Designing and Optimizing Cache System for New Hardware and Infrastructure
Cache systems are core components of today’s data infrastructure. Our group focuses on designing and optimizing various types of cache systems for new hardware and infrastructure. Our goal is to improve the cache hit ratio, reduce costs, and achieve better management capabilities.
Specifically, ASU-IDI is working on the following three sub-areas:
- Persistent cache optimization for Zoned Namespace SSDs: Traditionally, persistent caches have been designed based on regular SSDs, which suffer from high write amplification (i.e., shorter lifespan) and performance penalties. We aim to replace these SSDs with emerging ZNS SSDs, which can achieve larger capacity, better management capability, and almost no write amplification.

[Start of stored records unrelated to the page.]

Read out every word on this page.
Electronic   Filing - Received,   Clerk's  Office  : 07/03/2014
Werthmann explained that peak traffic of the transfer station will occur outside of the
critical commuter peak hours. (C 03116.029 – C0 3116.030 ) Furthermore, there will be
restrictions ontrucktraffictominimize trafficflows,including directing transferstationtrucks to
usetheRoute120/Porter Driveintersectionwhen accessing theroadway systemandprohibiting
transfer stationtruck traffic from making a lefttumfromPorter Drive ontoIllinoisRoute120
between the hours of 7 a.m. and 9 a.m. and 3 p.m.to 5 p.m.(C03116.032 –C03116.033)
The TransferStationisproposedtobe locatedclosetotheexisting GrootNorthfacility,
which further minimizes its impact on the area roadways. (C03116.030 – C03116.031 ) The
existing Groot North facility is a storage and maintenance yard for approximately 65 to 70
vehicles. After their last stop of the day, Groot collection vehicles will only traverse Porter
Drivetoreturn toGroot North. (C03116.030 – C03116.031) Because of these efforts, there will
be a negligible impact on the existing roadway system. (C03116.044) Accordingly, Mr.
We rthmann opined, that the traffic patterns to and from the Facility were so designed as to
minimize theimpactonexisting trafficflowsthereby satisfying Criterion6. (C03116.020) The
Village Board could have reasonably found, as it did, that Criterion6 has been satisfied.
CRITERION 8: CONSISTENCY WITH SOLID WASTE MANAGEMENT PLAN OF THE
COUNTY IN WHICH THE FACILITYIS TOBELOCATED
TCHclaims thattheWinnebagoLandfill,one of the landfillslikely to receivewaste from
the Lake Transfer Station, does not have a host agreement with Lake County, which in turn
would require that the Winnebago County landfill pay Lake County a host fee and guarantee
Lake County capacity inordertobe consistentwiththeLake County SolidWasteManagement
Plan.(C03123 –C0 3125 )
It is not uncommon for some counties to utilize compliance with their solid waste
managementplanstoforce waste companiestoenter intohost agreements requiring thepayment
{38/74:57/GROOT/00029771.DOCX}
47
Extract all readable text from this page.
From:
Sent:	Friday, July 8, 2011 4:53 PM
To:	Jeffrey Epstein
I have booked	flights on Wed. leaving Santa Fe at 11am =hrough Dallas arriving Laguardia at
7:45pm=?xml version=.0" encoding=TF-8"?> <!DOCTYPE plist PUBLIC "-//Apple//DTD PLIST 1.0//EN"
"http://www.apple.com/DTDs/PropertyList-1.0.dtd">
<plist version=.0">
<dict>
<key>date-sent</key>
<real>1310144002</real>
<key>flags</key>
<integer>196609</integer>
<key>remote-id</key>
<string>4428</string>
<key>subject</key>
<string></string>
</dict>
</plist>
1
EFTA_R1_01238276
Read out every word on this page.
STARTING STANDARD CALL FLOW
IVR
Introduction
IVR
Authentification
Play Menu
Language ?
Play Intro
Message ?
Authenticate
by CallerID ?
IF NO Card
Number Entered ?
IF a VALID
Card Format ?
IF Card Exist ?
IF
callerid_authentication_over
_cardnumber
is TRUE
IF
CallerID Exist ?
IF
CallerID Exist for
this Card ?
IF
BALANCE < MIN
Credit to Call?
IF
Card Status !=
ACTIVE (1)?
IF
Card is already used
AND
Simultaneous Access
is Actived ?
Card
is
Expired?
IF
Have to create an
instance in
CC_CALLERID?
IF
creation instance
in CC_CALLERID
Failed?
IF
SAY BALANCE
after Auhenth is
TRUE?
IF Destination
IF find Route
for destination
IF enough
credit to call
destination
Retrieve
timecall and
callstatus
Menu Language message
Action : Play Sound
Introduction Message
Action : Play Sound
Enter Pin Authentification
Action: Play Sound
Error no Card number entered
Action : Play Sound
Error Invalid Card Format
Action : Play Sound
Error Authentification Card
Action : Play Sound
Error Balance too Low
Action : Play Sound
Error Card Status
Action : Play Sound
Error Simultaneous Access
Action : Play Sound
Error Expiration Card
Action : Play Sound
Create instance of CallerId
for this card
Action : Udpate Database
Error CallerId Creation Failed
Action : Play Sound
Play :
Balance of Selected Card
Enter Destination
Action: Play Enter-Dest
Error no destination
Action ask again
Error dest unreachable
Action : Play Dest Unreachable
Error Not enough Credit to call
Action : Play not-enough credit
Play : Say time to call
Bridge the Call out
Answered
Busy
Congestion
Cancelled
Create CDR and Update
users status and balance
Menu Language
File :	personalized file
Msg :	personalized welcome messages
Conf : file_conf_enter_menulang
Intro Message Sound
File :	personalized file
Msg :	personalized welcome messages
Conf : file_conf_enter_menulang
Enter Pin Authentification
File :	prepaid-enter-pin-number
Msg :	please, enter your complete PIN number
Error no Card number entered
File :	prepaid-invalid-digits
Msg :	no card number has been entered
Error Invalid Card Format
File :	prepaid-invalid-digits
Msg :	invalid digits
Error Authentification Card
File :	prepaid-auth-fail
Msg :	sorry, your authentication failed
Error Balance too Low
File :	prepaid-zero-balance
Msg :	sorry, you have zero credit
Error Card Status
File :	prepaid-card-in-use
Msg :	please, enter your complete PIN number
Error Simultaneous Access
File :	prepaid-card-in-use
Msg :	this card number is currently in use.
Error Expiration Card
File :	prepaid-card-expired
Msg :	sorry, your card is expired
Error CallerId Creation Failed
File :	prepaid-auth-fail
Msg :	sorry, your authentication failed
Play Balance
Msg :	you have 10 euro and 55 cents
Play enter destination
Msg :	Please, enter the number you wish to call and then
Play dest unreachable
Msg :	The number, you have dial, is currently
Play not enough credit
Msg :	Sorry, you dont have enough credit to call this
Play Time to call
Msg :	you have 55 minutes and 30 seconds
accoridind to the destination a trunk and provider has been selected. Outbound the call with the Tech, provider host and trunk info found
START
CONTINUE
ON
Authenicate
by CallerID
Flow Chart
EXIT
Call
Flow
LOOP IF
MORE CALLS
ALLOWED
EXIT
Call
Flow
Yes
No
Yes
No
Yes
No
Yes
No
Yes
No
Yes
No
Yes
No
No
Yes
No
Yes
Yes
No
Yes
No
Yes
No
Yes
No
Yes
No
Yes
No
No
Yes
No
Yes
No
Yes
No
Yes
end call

- Improving cache system performance with application hints: Historically, caches have been isolated from upper-layer applications. We are exploring various ways to use application-level information to improve the cache hit ratio and cost-effectiveness. We have investigated this with graph databases, LSM-KVS, and file systems.
- Cache in disaggregated infrastructure: With the development of memory and storage disaggregation, cache systems need to be redesigned for the new disaggregated memory (CXL-based or RDMA-based) and used to speed up disaggregated storage access. Our focus is on issues related to failure recovery, cache sharing, and cache management.